A monarch fluttered into our pollinator garden in Vacaville and touched down on a Mexican sunflower, Tithonia rotundifola.
It wasn't just "any ol' monarch"--if there's ever such a thing as "any ol' monarch."
This one, tagged with my alma mater, Washington State University, came from Ashland, Ore., as part of a migratory monarch research project launched by entomologist David James.
The tag's serial number read “Monarch@wsu.edu A6093.” It hung around for about five hours and then left.
James, an associate professor at Washington State University, studies the migration routes and overwintering sites of the Pacific Northwest Monarch population, which overwinter primarily in coastal California. (Access his Facebook page, Monarch Butterflies in the Pacific Northwest, for his latest research.)
When we emailed him, we learned that citizen scientist Steven Johnson of Ashland tagged and released the monarch on Sunday, Aug. 28.
"So, assuming it didn't travel much on the day you saw it, it flew 285 miles in 7 days or about 40.7 miles per day," James told us. "Pretty amazing.
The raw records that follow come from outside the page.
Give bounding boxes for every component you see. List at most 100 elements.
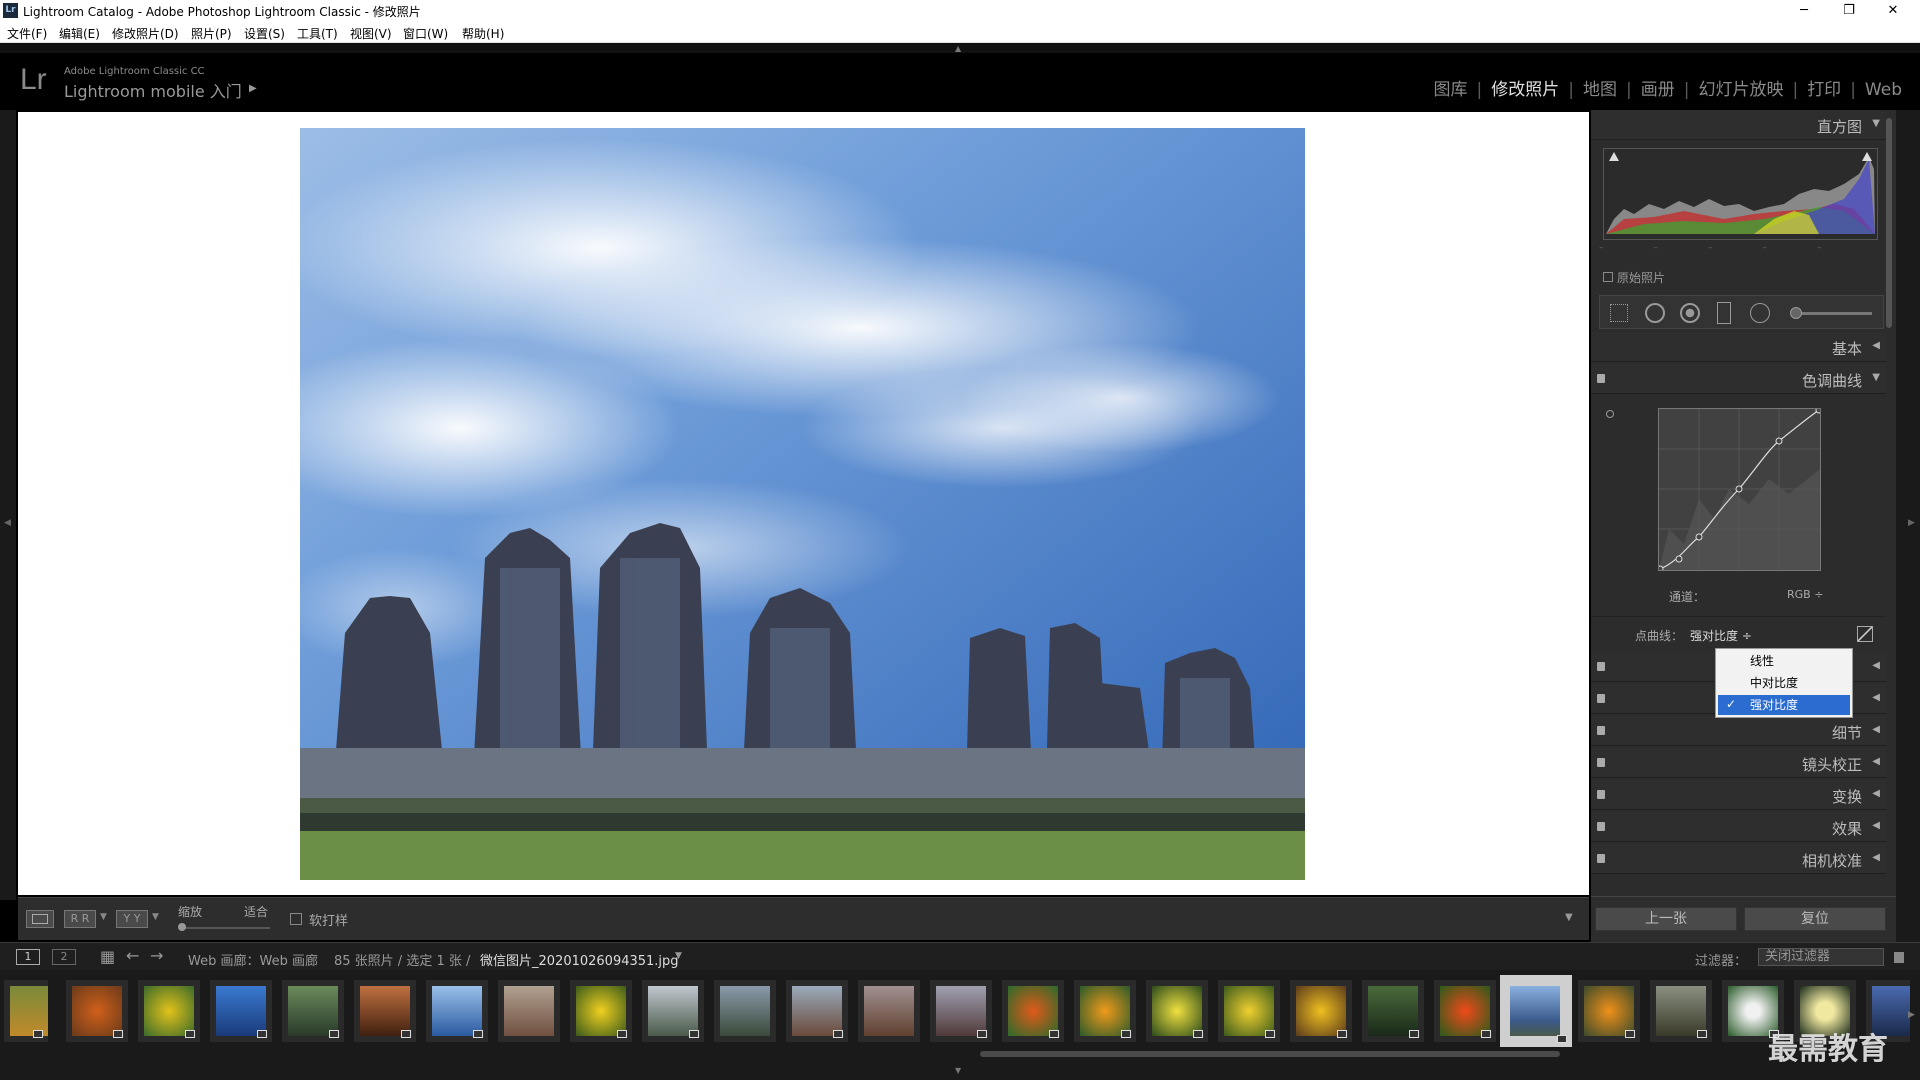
filmstrip-thumb[interactable] (714, 980, 776, 1042)
tone-curve-header[interactable]: 色调曲线 ▼ (1591, 364, 1886, 394)
before-after-button[interactable]: R R (64, 910, 96, 928)
module-library[interactable]: 图库 (1434, 75, 1468, 100)
filmstrip-thumb-selected[interactable] (1500, 975, 1572, 1047)
dropdown-option-strong-contrast[interactable]: 强对比度 (1718, 695, 1850, 715)
filmstrip-thumb[interactable] (1002, 980, 1064, 1042)
dropdown-option-linear[interactable]: 线性 (1718, 651, 1850, 671)
histogram-header[interactable]: 直方图 ▼ (1591, 110, 1886, 140)
brush-icon[interactable] (1790, 307, 1802, 319)
brand-main[interactable]: Lightroom mobile 入门 (64, 78, 242, 102)
collapse-left-icon[interactable]: ◀ (1872, 340, 1880, 351)
collapse-left-icon[interactable]: ◀ (1872, 852, 1880, 863)
module-book[interactable]: 画册 (1641, 75, 1675, 100)
collapse-down-icon[interactable]: ▼ (955, 1066, 961, 1075)
right-panel-scrollbar[interactable] (1886, 118, 1892, 328)
dropdown-option-medium-contrast[interactable]: 中对比度 (1718, 673, 1850, 693)
filmstrip-thumb[interactable] (282, 980, 344, 1042)
lock-icon[interactable] (1894, 952, 1904, 963)
collapse-left-icon[interactable]: ◀ (1872, 820, 1880, 831)
close-icon[interactable]: ✕ (1873, 1, 1913, 21)
grid-icon[interactable]: ▦ (100, 947, 115, 966)
expand-left-icon[interactable]: ◀ (4, 518, 11, 528)
selected-filename[interactable]: 微信图片_20201026094351.jpg (480, 950, 679, 969)
target-adjust-icon[interactable] (1606, 410, 1614, 418)
main-photo[interactable] (300, 128, 1305, 880)
filmstrip-thumb[interactable] (354, 980, 416, 1042)
original-photo-checkbox[interactable] (1603, 272, 1613, 282)
restore-icon[interactable]: ❐ (1829, 1, 1869, 21)
panel-switch-icon[interactable] (1597, 662, 1605, 671)
filmstrip-thumb[interactable] (1362, 980, 1424, 1042)
basic-header[interactable]: 基本 ◀ (1591, 332, 1886, 362)
module-develop[interactable]: 修改照片 (1491, 75, 1559, 100)
menu-window[interactable]: 窗口(W) (403, 25, 448, 42)
collapse-left-icon[interactable]: ◀ (1872, 788, 1880, 799)
filmstrip-thumb[interactable] (1290, 980, 1352, 1042)
point-curve-select[interactable]: 强对比度 ÷ (1690, 627, 1752, 644)
menu-develop[interactable]: 修改照片(D) (112, 25, 179, 42)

So, I doubt he broke his journey for much more than the five hours you watched him--he could be 100 miles further south by now."
Repeat: 285 miles in 7 days, or 40.7 miles per day. Incredible.
Fast forward to today. It's the anniversary of the sighting of A6093.
Any sightings today? Not. A. Single. One.
And not a single sighting of a tagged monarch since Sept. 6, 2016.